Natura non facit saltus e così ad Adam Cohen è rimasto qualcosa del su’ babbo: il gusto per dolci ballate per lo più acustiche, un certo modo di strascicare le parole, la pacatezza con cui raccontare al mondo gioie e tormenti dell’amore. Tutto ciò può essere letto both ways: che noia, che tenerezza, che pena, per fortuna. Lui lo sa e ha l’aria di scusarsi: “Nonostante i miei sforzi per forgiare una diversa identità, faccio parte di quella folta schiera di persone che hanno proseguito l’attività paterna.”

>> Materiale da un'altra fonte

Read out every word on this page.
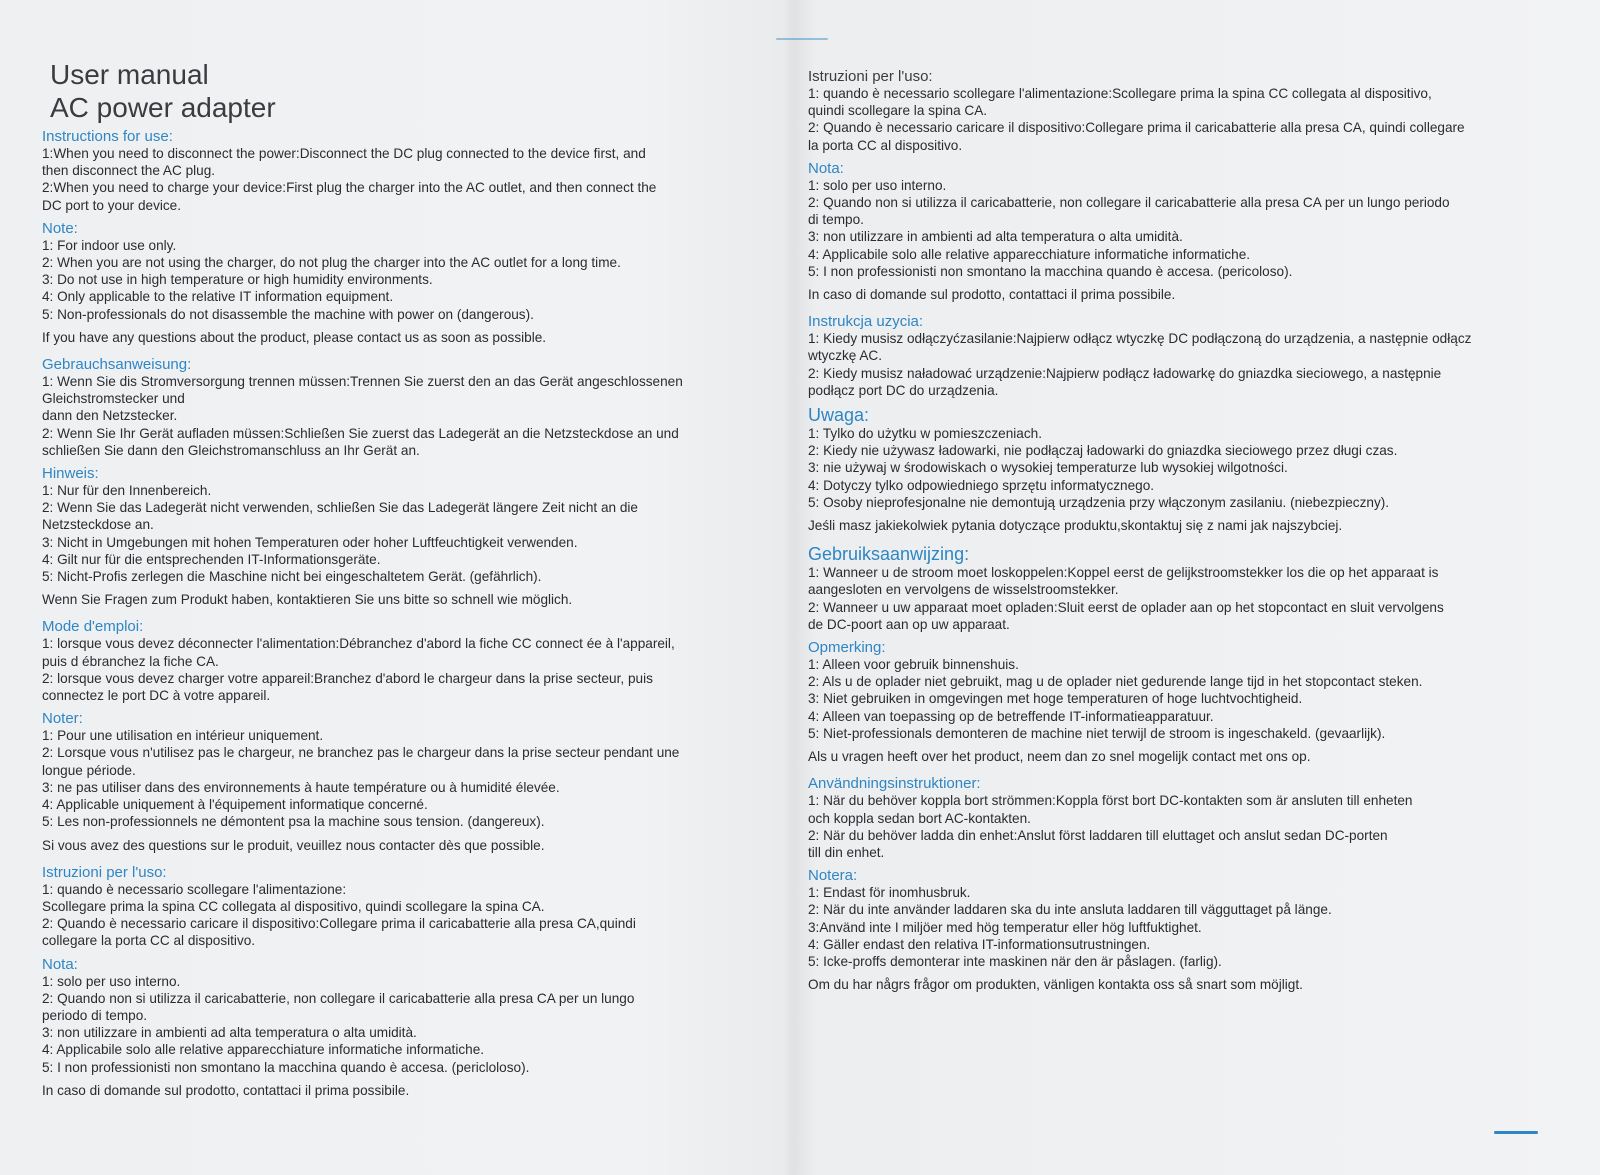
User manual
AC power adapter
Instructions for use:
1:When you need to disconnect the power:Disconnect the DC plug connected to the device first, and
then disconnect the AC plug.
2:When you need to charge your device:First plug the charger into the AC outlet, and then connect the
DC port to your device.
Note:
1: For indoor use only.
2: When you are not using the charger, do not plug the charger into the AC outlet for a long time.
3: Do not use in high temperature or high humidity environments.
4: Only applicable to the relative IT information equipment.
5: Non-professionals do not disassemble the machine with power on (dangerous).
If you have any questions about the product, please contact us as soon as possible.
Gebrauchsanweisung:
1: Wenn Sie dis Stromversorgung trennen müssen:Trennen Sie zuerst den an das Gerät angeschlossenen
Gleichstromstecker und
dann den Netzstecker.
2: Wenn Sie Ihr Gerät aufladen müssen:Schließen Sie zuerst das Ladegerät an die Netzsteckdose an und
schließen Sie dann den Gleichstromanschluss an Ihr Gerät an.
Hinweis:
1: Nur für den Innenbereich.
2: Wenn Sie das Ladegerät nicht verwenden, schließen Sie das Ladegerät längere Zeit nicht an die
Netzsteckdose an.
3: Nicht in Umgebungen mit hohen Temperaturen oder hoher Luftfeuchtigkeit verwenden.
4: Gilt nur für die entsprechenden IT-Informationsgeräte.
5: Nicht-Profis zerlegen die Maschine nicht bei eingeschaltetem Gerät. (gefährlich).
Wenn Sie Fragen zum Produkt haben, kontaktieren Sie uns bitte so schnell wie möglich.
Mode d'emploi:
1: lorsque vous devez déconnecter l'alimentation:Débranchez d'abord la fiche CC connect ée à l'appareil,
puis d ébranchez la fiche CA.
2: lorsque vous devez charger votre appareil:Branchez d'abord le chargeur dans la prise secteur, puis
connectez le port DC à votre appareil.
Noter:
1: Pour une utilisation en intérieur uniquement.
2: Lorsque vous n'utilisez pas le chargeur, ne branchez pas le chargeur dans la prise secteur pendant une
longue période.
3: ne pas utiliser dans des environnements à haute température ou à humidité élevée.
4: Applicable uniquement à l'équipement informatique concerné.
5: Les non-professionnels ne démontent psa la machine sous tension. (dangereux).
Si vous avez des questions sur le produit, veuillez nous contacter dès que possible.
Istruzioni per l'uso:
1: quando è necessario scollegare l'alimentazione:
Scollegare prima la spina CC collegata al dispositivo, quindi scollegare la spina CA.
2: Quando è necessario caricare il dispositivo:Collegare prima il caricabatterie alla presa CA,quindi
collegare la porta CC al dispositivo.
Nota:
1: solo per uso interno.
2: Quando non si utilizza il caricabatterie, non collegare il caricabatterie alla presa CA per un lungo
periodo di tempo.
3: non utilizzare in ambienti ad alta temperatura o alta umidità.
4: Applicabile solo alle relative apparecchiature informatiche informatiche.
5: I non professionisti non smontano la macchina quando è accesa. (pericloloso).
In caso di domande sul prodotto, contattaci il prima possibile.
Istruzioni per l'uso:
1: quando è necessario scollegare l'alimentazione:Scollegare prima la spina CC collegata al dispositivo,
quindi scollegare la spina CA.
2: Quando è necessario caricare il dispositivo:Collegare prima il caricabatterie alla presa CA, quindi collegare
la porta CC al dispositivo.
Nota:
1: solo per uso interno.
2: Quando non si utilizza il caricabatterie, non collegare il caricabatterie alla presa CA per un lungo periodo
di tempo.
3: non utilizzare in ambienti ad alta temperatura o alta umidità.
4: Applicabile solo alle relative apparecchiature informatiche informatiche.
5: I non professionisti non smontano la macchina quando è accesa. (pericoloso).
In caso di domande sul prodotto, contattaci il prima possibile.
Instrukcja uzycia:
1: Kiedy musisz odłączyćzasilanie:Najpierw odłącz wtyczkę DC podłączoną do urządzenia, a następnie odłącz
wtyczkę AC.
2: Kiedy musisz naładować urządzenie:Najpierw podłącz ładowarkę do gniazdka sieciowego, a następnie
podłącz port DC do urządzenia.
Uwaga:
1: Tylko do użytku w pomieszczeniach.
2: Kiedy nie używasz ładowarki, nie podłączaj ładowarki do gniazdka sieciowego przez długi czas.
3: nie używaj w środowiskach o wysokiej temperaturze lub wysokiej wilgotności.
4: Dotyczy tylko odpowiedniego sprzętu informatycznego.
5: Osoby nieprofesjonalne nie demontują urządzenia przy włączonym zasilaniu. (niebezpieczny).
Jeśli masz jakiekolwiek pytania dotyczące produktu,skontaktuj się z nami jak najszybciej.
Gebruiksaanwijzing:
1: Wanneer u de stroom moet loskoppelen:Koppel eerst de gelijkstroomstekker los die op het apparaat is
aangesloten en vervolgens de wisselstroomstekker.
2: Wanneer u uw apparaat moet opladen:Sluit eerst de oplader aan op het stopcontact en sluit vervolgens
de DC-poort aan op uw apparaat.
Opmerking:
1: Alleen voor gebruik binnenshuis.
2: Als u de oplader niet gebruikt, mag u de oplader niet gedurende lange tijd in het stopcontact steken.
3: Niet gebruiken in omgevingen met hoge temperaturen of hoge luchtvochtigheid.
4: Alleen van toepassing op de betreffende IT-informatieapparatuur.
5: Niet-professionals demonteren de machine niet terwijl de stroom is ingeschakeld. (gevaarlijk).
Als u vragen heeft over het product, neem dan zo snel mogelijk contact met ons op.
Användningsinstruktioner:
1: När du behöver koppla bort strömmen:Koppla först bort DC-kontakten som är ansluten till enheten
och koppla sedan bort AC-kontakten.
2: När du behöver ladda din enhet:Anslut först laddaren till eluttaget och anslut sedan DC-porten
till din enhet.
Notera:
1: Endast för inomhusbruk.
2: När du inte använder laddaren ska du inte ansluta laddaren till vägguttaget på länge.
3:Använd inte I miljöer med hög temperatur eller hög luftfuktighet.
4: Gäller endast den relativa IT-informationsutrustningen.
5: Icke-proffs demonterar inte maskinen när den är påslagen. (farlig).
Om du har någrs frågor om produkten, vänligen kontakta oss så snart som möjligt.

Si può essere indulgenti. Adam è bravo, modesto e non si fa troppe illusioni, mentre prosegue con molta calma la carriera iniziata tempo fa: questo è il terzo album da solista, il primo risale al 1998, nel frattempo ne ha inciso un altro più uno con i Low Millions – fanno tre ore scarse di musica in tredici anni, poco disturbo. I suoi maestri, a dargli retta, sono Randy Newman, Gainsbourg, Prince e gli U2 ma qui si nota solo l’illustre genitore, a tratti evocato, a tratti proprio calligrafato, su liquidi tappeti di tastiere e corde risonanti, con l’onda di un coro femminile sullo sfondo. Molto piacevole comunque, qualche volta speciale; come sottolinea anche l’orgoglioso genitore, quando definisce “world class love songs” canzoni come Like A Man e What Other Guy (io aggiungerei Out Of Bed).
(Per la storia, Adam è figlio di Leonard Cohen e del suo grande amore Suzanne Ellrod; che, com’è noto, non è la Suzanne della celebre canzone – quella era Suzanne Verdal. E’ nato nel 1973, all’epoca di New Skin For The Old Ceremony, un anno prima della sorella Lorca.)